Roma, 1 feb. (askanews) - "E' grazie all'impegno silenzioso e severo della stragrande maggioranza dei magistrati che, non ostante le condotte reprensibili di una piccola minoranza, il rapporto fiduciario con l'opinione pubblica non solo non si è affievolito ma - stando ai dati resi noti dall'ultimo Rapporto Eurispes - si è persino consolidato, avvicinandosi alla soglia del 50%, con un trend di crescita continua. Alcune vicende negative, hanno però - è inutile negarlo - leso in profondità il prestigio e l'autorevolezza all'intero corpo magistratuale". Lo ha detto il vicepresidente del Csm David Ermini, all'apertura dell'anno giudiziario a Perugia.

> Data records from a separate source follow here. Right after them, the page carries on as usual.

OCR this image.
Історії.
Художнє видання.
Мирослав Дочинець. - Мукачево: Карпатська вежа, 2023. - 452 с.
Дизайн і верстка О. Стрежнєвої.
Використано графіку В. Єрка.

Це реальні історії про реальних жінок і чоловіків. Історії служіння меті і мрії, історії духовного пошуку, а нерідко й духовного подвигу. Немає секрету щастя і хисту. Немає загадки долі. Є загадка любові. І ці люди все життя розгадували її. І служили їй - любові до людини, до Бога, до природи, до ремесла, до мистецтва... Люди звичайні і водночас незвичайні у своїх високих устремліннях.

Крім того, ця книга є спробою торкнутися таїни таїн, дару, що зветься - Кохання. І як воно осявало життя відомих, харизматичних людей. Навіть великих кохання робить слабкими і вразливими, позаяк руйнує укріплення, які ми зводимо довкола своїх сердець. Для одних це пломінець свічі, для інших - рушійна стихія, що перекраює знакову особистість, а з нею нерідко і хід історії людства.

"E' necessario allora tenere presente che, nel momento attuale, l'equilibrio, la serietà, la compostezza, il riserbo che normalmente si richiedono a chi è investito, in nome del Popolo, dell'esercizio della funzione giudiziaria, si ammantano, se possibile, di una necessità ancora più stringente. Nella consapevolezza che il bene prezioso dell'autogoverno - premessa e presidio dell'autonomia e dell'indipendenza - va guadagnato nella quotidiana conferma della credibilità e della legittimazione dell'ordine giudiziario nel contesto sociale", ha concluso Ermini.